Copper Cadmium Alloy Nanoparticles
Copper Cadmium Alloy Nanoparticles
| Copper Cadmium Alloy Nanoparticles | |
| Product Number | NRE-2008 |
| CAS No. | 12272-50-3 |
| Formula | Cu-Cd |
| Molecular Weight | 175.95 g/mol |
| APS | <100 nm (Can be Customized) |
| Purity | 99.9% |
| Colour | Gray |
| Density | 8.89 g/cm3 |
| Melting Point | 1076 °C |
| Boiling Point | NA |
Copper Cadmium Alloy Nanoparticles
Applications
Electronics and Electrical Components:
CuCd alloy nanoparticles are used in electrical conductors, circuit boards, and semiconductors. Their high electrical conductivity and thermal stability make them useful in electronics like microchips, transistors, and resistors, where efficient power transmission and heat dissipation are crucial.
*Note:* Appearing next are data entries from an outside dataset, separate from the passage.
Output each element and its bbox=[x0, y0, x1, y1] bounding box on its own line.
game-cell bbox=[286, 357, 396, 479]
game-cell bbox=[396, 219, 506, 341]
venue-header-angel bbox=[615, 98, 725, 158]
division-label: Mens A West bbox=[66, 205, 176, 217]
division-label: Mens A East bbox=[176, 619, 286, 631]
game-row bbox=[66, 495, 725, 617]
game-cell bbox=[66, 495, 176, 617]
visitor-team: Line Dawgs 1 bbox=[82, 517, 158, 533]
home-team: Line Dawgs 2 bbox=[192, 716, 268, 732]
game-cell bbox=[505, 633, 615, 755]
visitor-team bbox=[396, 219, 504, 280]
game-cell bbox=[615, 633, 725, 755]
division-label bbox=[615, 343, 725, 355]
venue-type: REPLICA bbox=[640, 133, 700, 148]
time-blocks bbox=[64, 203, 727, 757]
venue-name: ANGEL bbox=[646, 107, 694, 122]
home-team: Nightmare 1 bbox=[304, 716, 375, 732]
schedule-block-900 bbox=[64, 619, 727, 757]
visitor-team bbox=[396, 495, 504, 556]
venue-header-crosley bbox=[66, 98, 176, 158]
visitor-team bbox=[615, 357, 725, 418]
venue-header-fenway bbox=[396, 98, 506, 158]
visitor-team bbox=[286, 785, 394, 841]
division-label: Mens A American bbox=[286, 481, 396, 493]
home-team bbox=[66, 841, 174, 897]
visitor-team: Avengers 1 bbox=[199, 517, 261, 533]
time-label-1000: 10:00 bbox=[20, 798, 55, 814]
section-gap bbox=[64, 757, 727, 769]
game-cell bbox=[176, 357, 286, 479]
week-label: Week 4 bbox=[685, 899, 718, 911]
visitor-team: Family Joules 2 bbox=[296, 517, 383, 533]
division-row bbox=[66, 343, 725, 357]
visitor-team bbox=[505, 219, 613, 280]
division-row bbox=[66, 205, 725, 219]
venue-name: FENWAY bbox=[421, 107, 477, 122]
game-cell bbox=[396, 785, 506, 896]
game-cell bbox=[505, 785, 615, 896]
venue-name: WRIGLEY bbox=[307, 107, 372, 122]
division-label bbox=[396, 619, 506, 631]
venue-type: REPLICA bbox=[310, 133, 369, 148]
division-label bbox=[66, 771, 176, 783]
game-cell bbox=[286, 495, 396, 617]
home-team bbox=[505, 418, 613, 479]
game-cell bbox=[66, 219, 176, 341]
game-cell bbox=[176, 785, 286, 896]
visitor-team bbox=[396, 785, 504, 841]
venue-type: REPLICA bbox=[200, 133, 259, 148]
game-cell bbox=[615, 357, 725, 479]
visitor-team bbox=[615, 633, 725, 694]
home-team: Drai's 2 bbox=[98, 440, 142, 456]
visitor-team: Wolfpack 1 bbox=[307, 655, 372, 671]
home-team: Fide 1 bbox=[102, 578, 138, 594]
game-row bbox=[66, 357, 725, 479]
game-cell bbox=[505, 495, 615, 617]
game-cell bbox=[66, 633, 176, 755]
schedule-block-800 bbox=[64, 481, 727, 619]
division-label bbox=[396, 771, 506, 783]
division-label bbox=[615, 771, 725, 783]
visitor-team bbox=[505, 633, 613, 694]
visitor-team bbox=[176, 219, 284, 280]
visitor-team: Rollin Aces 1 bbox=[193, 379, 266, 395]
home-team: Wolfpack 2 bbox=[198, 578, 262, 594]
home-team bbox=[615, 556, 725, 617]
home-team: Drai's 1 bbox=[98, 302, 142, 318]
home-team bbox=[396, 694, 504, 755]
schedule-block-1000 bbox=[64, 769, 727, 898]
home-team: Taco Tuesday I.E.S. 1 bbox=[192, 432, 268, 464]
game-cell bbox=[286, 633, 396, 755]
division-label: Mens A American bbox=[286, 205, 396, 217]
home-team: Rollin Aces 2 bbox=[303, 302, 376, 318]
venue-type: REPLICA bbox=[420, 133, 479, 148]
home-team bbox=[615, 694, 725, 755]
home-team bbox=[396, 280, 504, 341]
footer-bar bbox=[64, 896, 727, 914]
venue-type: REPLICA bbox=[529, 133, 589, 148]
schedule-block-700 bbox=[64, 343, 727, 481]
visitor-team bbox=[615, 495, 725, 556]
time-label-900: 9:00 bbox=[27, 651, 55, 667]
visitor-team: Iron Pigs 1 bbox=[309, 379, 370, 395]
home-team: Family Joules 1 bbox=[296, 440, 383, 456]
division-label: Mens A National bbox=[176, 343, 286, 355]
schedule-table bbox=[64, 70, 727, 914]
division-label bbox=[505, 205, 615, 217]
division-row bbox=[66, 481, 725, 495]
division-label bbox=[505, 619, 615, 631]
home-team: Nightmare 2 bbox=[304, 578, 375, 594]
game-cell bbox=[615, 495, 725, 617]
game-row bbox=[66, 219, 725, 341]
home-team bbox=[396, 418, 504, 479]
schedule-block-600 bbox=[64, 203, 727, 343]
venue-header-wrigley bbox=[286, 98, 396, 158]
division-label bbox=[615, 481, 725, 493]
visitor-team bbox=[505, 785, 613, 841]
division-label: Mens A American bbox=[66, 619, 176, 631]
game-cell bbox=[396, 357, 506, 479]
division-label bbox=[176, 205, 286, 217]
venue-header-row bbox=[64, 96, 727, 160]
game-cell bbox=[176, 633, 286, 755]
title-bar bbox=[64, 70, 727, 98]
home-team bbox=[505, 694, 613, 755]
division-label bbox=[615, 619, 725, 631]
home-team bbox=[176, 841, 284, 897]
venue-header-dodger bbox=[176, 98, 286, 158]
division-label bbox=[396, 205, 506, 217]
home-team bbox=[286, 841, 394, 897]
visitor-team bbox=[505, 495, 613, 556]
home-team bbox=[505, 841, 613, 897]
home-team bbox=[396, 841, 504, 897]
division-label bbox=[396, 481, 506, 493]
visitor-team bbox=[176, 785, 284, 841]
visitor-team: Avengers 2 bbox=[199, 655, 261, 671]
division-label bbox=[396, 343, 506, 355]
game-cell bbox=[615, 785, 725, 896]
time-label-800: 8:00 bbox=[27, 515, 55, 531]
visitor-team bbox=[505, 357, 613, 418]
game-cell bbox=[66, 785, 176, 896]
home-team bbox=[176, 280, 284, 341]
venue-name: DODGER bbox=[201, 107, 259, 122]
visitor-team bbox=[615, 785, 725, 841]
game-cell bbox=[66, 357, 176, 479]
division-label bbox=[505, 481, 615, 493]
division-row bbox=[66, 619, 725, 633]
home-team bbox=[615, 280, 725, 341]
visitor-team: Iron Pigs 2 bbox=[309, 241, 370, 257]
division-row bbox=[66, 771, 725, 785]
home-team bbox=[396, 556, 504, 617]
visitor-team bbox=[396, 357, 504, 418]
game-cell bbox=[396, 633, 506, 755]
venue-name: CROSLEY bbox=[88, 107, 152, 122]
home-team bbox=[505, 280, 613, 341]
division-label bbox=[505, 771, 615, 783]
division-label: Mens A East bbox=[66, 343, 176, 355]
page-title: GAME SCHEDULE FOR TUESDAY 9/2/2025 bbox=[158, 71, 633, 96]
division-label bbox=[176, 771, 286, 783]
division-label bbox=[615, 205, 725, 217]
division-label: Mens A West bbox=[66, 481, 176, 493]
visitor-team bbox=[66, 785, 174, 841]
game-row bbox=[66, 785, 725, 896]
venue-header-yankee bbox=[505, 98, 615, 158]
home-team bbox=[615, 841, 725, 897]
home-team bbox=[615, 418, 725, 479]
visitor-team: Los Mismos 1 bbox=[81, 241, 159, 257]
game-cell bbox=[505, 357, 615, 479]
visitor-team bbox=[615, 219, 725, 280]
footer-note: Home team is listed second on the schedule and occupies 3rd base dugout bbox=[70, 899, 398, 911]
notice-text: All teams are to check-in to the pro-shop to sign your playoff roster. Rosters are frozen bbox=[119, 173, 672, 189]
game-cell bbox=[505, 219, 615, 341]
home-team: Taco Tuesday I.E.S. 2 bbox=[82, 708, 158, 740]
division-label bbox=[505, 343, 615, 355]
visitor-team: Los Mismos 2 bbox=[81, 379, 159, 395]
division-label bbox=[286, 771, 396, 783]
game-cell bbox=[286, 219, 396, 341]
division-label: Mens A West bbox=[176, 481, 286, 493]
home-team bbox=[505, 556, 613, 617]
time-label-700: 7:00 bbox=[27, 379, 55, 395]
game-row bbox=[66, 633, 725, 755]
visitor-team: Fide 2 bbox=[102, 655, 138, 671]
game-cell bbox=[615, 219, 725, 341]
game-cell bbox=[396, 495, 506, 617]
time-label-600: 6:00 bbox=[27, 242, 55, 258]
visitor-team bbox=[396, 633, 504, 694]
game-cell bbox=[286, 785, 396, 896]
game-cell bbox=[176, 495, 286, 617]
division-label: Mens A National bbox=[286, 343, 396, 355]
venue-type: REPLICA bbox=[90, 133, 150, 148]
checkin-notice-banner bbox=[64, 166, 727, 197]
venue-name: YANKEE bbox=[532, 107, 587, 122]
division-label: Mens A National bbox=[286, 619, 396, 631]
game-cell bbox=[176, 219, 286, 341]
They are also used in the production of contacts, connectors, and wires in electrical devices, ensuring long-term reliability and performance.
Battery Technology:
Copper cadmium alloys are utilized in batteries, particularly nickel-cadmium (NiCd) batteries. NiCd batteries rely on cadmium to provide high charge capacity, and the copper component helps improve conductivity. In nanoparticle form, they may enhance charge-discharge cycles, capacity, and performance.
Additionally, the nanoparticles can be used in supercapacitors and energy storage systems, improving the efficiency of energy conversion and storage.
Catalysis and Chemical Processing:
Copper cadmium alloy nanoparticles are valuable in catalytic processes, including hydrogenation and oxidation reactions. Their catalytic properties make them useful in chemical production (such as in the synthesis of fine chemicals or fuel cells), where high surface area and chemical reactivity are critical for increasing reaction rates.
They are also used in environmental applications like pollution control, where they can catalyze the breakdown of harmful compounds in air or water.
Optical and Sensor Applications:
Due to their unique optical properties at the nanoscale, copper cadmium alloys are used in optical sensors, displays, and LEDs. Their ability to respond to different wavelengths of light makes them ideal for use in light-emitting devices and photonic applications.
They can also be used in biosensors and chemical sensors for detecting specific chemicals or biological markers, where their sensitivity to light or chemical changes is leveraged for precise measurements.